A leading medical equipment manufacturer is urging healthcare and pharmaceutical companies in Northern Ireland involved in the production, distribution and procurement of medical devices to ensure that they comply with new European Medical Device Regulation (MDR) legislation, which comes into force in May this year.
The new legislation will create an internationally recognised robust, transparent, and sustainable regulatory framework to improve clinical safety and create fair market access for manufacturers and healthcare professionals.
While the transportation and storage of vaccines continues to hit headlines, Luc Provost, CEO of B Medical Systems, a global, leading manufacturer of ultra-low temperature freezers and transportation boxes, says: “ Medical supplies manufacturers occupied by the Covid-19 pandemic need to refocus their efforts to ensure standards are in place now as the MDR deadline – recognised as the world’s most up-to-date and strictest standard to guarantee the quality of medical equipment – looms, with companies having until 26 May to ensure they’re fully compliant with the new regulations.”
Provost adds: “While most manufacturers are in a strong position and they already meet the current Medical Devices Directive (MDD) standards, the new regulations are far stricter. They require large investment from manufacturers to ensure their products and processes are compliant, such as including logos on products to show they meet the latest standards.
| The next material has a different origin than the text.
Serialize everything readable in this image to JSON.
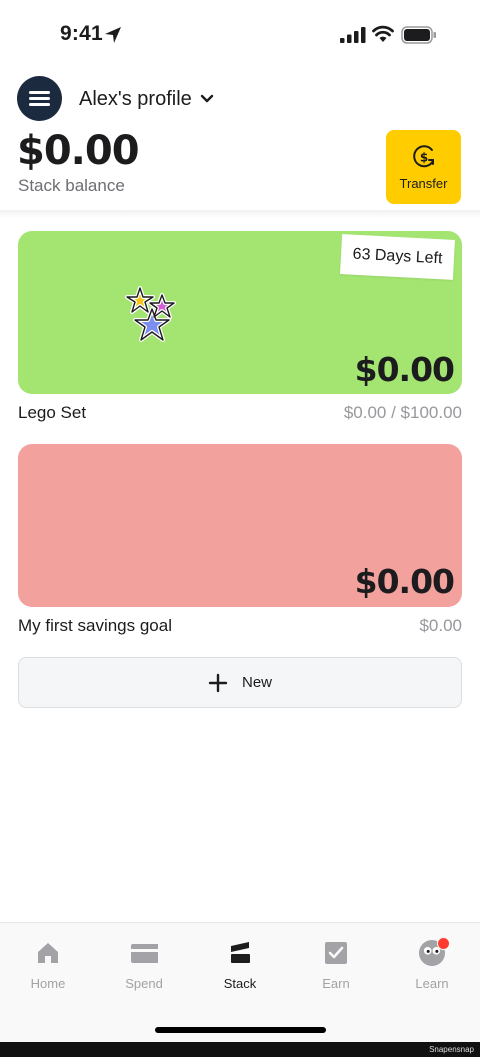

“As a decade-long supplier to the World Health Organisation (WHO) and UNICEF, experience tells us that such equipment often needs to work in very difficult, challenging environments and is subject to protect fragile products. Indeed, if one of our ultra-low temperature freezers needs to maintain a temperature of -80°C while it is +25°C outside, it has to cover a difference of 105 degrees. Imagine the situation in the desert, where it reaches +45°C. It’s imperative equipment holds up because lives depend on it.
“The regulations are a guarantee of quality and safety for patients, but also for scientists and the medical profession, which is why it’s so important that all critical steps in the supply chain are compliant.”